Switch between SHA-256 (Solana standard) and Keccak-256 (Ethereum standard):
use no_std_svm_merkle_tree::{MerkleTree, Sha256, Keccak};
// SHA-256 tree
let mut sha_tree = MerkleTree::<32, 100, 200>::new::<Sha256>();
// Keccak-256 tree (for Ethereum compatibility)
let mut keccak_tree = MerkleTree::<32, 100, 200>::new::<Keccak>();Both Sha256d (double SHA-256, Bitcoin-style) and Keccakd are also available.
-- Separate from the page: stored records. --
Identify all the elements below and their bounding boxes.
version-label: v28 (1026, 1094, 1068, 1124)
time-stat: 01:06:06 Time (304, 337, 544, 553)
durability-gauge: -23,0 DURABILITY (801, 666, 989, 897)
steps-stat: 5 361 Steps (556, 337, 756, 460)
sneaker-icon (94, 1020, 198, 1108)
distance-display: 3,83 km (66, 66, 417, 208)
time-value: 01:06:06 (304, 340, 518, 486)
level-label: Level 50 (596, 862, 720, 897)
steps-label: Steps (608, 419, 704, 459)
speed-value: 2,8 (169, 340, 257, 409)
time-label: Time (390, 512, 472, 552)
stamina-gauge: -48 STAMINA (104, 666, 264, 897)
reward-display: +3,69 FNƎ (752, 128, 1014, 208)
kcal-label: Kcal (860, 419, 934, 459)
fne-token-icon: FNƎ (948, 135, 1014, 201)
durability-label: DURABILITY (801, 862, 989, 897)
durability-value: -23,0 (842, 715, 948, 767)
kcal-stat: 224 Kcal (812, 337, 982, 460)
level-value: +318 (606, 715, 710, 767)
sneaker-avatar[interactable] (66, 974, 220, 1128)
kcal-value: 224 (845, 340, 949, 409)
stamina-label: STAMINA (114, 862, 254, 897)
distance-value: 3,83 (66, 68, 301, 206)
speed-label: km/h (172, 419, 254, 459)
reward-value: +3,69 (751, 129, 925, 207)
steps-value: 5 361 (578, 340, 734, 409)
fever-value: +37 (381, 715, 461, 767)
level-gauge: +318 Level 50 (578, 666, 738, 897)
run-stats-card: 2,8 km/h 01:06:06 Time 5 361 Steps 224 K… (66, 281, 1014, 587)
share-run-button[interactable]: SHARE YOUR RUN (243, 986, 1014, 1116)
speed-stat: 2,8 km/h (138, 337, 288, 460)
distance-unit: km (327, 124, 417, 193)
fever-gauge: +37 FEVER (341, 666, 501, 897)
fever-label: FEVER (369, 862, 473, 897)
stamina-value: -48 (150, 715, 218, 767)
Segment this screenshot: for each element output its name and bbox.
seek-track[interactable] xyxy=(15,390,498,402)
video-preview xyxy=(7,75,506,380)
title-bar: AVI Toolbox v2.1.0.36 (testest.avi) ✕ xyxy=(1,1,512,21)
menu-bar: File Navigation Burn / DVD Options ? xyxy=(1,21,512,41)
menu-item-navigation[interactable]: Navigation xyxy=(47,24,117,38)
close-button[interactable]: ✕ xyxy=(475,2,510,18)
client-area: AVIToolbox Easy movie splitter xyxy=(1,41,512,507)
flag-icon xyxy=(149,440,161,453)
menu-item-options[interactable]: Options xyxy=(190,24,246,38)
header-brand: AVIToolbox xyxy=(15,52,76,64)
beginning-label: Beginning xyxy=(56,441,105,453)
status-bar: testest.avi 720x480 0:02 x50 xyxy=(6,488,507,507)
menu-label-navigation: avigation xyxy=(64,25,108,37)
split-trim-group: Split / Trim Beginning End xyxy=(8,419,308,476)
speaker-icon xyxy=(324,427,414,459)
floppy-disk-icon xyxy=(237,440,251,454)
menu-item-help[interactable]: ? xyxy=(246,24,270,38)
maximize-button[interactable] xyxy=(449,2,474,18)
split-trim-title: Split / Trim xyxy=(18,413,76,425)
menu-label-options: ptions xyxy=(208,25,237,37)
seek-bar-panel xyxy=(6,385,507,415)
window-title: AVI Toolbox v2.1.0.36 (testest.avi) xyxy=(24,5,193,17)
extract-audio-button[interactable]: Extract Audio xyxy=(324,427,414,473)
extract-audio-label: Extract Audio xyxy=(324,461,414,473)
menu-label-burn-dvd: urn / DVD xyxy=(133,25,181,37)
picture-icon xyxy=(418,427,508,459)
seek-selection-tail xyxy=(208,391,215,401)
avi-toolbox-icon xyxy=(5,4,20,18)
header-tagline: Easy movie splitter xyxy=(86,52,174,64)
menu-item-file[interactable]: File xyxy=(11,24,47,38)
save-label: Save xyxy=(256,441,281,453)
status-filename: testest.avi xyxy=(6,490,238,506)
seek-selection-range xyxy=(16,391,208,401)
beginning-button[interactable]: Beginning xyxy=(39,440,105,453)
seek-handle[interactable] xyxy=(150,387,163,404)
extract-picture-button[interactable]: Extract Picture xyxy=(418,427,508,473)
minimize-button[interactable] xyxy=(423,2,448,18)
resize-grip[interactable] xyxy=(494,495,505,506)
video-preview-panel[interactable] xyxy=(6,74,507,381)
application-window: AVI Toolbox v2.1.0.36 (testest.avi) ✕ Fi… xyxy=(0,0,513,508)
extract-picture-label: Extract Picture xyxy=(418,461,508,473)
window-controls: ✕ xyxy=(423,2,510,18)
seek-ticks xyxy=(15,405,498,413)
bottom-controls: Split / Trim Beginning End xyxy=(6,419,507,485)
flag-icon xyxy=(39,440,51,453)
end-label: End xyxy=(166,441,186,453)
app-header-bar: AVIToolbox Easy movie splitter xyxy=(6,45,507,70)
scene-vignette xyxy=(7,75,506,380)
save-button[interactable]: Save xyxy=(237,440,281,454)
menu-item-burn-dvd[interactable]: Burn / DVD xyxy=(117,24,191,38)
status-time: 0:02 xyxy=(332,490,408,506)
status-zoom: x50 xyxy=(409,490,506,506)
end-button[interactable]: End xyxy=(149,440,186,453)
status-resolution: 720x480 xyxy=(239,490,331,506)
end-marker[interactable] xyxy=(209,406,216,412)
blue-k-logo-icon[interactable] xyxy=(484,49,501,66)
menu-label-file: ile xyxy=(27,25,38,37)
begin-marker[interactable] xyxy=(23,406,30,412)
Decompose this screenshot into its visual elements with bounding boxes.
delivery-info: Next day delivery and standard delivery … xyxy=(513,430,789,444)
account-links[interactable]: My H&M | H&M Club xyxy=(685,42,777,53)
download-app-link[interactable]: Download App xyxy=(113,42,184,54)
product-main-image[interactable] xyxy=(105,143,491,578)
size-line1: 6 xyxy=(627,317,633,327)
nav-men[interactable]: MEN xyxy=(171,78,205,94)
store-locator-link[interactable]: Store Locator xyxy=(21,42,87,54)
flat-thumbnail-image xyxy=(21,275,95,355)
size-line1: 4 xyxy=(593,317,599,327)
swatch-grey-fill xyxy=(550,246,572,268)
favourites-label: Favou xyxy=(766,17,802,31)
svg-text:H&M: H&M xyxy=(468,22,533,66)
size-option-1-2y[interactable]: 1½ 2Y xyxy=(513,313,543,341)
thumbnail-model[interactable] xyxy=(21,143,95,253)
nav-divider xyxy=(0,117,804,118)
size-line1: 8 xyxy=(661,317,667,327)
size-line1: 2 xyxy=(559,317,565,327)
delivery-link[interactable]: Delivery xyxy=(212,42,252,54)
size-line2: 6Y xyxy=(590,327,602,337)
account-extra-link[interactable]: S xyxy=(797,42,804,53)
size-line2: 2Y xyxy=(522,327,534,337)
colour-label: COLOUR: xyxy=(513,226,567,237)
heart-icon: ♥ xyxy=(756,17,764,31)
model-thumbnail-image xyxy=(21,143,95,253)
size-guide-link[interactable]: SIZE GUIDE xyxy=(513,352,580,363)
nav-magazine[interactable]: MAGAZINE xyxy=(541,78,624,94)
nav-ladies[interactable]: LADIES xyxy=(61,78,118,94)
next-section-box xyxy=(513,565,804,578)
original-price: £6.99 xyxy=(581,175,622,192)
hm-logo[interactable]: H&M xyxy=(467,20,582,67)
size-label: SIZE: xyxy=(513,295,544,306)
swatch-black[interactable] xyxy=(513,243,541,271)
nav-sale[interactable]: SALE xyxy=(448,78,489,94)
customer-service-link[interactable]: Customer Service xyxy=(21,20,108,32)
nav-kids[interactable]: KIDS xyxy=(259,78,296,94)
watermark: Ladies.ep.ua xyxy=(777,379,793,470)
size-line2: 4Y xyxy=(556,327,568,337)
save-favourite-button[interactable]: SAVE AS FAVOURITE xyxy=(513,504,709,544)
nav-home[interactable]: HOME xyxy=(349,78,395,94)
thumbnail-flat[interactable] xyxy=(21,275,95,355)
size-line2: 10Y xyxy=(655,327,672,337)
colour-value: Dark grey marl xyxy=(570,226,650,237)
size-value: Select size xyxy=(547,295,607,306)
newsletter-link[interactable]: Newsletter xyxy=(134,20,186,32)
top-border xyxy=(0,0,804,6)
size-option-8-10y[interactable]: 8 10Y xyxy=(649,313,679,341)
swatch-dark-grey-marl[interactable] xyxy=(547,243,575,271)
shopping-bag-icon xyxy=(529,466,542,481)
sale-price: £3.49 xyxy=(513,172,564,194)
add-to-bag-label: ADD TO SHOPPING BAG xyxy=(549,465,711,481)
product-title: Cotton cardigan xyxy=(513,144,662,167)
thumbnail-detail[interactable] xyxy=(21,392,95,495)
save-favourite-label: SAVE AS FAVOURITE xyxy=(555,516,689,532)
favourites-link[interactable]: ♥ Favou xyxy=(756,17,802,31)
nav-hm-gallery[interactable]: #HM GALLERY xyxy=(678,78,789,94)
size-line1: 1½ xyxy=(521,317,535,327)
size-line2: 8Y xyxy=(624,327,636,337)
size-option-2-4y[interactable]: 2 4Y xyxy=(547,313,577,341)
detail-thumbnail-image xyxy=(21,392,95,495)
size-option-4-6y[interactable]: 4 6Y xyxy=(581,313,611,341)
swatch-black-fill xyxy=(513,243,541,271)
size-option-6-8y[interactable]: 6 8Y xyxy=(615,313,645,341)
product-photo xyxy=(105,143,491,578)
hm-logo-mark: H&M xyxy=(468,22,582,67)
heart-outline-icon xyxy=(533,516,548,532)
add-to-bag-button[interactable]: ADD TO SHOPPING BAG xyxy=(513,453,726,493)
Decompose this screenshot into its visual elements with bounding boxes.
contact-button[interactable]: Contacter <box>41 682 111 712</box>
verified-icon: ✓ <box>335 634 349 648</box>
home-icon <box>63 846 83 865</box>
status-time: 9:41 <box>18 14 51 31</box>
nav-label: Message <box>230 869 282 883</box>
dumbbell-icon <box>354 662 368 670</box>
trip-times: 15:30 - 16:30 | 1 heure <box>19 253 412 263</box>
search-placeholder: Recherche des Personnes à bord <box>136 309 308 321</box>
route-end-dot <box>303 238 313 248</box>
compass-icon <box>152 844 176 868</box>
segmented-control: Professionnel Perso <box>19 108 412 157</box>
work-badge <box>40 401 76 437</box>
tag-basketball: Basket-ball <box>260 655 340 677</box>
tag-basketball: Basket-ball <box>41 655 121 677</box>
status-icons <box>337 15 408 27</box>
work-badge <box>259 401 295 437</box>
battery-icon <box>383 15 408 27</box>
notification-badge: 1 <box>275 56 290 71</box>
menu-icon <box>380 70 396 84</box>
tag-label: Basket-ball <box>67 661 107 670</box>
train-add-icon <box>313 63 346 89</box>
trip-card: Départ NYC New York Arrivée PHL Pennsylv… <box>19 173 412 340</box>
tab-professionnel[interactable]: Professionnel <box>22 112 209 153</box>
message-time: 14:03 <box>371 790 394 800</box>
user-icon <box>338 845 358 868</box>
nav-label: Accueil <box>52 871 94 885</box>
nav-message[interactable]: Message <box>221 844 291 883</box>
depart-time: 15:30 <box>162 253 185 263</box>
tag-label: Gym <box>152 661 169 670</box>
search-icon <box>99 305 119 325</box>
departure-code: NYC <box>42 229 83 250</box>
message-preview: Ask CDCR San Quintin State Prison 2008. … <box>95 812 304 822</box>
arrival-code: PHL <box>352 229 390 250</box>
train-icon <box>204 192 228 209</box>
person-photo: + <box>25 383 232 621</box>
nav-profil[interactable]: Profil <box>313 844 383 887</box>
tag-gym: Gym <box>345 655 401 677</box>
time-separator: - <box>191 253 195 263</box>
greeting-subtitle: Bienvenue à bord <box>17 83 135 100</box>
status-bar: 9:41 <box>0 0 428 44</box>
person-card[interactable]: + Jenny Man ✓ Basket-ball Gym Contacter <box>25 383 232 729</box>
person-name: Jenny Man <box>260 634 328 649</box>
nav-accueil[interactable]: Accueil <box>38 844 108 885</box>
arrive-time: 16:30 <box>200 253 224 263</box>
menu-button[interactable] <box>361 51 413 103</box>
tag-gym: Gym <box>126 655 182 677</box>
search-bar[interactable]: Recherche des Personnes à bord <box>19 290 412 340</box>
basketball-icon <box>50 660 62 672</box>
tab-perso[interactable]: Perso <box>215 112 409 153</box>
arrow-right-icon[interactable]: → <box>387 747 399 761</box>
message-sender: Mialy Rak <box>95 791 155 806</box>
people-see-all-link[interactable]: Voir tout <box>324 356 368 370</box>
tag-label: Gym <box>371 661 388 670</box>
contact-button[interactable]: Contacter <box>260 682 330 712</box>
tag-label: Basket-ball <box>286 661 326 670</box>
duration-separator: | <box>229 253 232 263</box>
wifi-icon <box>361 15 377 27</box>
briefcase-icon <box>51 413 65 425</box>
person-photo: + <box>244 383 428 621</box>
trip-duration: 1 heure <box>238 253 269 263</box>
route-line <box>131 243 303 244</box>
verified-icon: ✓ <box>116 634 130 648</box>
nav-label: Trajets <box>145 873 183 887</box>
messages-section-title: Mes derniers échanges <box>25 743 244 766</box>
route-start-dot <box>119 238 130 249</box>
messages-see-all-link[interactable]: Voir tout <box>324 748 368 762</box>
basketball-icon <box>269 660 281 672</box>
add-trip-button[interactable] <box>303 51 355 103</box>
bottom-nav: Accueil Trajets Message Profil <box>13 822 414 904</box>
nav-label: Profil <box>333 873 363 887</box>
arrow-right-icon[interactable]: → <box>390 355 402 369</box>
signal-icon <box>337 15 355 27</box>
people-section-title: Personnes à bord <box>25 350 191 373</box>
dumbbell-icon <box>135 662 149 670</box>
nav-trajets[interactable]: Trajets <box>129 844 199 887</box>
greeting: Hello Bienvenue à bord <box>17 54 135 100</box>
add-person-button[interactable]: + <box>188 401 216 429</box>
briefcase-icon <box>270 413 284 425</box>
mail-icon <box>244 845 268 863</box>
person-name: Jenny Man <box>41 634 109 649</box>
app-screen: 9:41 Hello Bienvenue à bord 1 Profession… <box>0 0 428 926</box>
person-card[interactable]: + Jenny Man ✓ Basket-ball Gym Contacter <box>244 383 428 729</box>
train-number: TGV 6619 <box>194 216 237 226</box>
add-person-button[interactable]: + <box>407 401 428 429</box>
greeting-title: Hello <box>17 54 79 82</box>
Your proof buffer needs to fit ceil(log2(num_leaves)) siblings:
| Leaves | Proof Size |
|---|---|
| 4 | 2 |
| 8 | 3 |
| 100 | 7 |
| 1,024 | 10 |
| 65,536 | 16 |
| 1M | 20 |
Allocate your proof buffer based on your maximum expected tree size.
- Bitcoin-style pairing: Odd nodes are duplicated (hash with themselves)
- Breadth-first layout: Tree stored as array for cache efficiency
- Stack-only allocation: No heap usage, works in constrained environments
- Compile-time sizing: Const generics eliminate runtime overhead
The stateful MerkleTree duplicates leaf data (stored in both leaves and branches arrays) to enable O(log n) proof generation. This is a deliberate tradeoff - memory for speed.
Includes test vectors from real Bitcoin blocks (100000 and 100002) to verify correctness.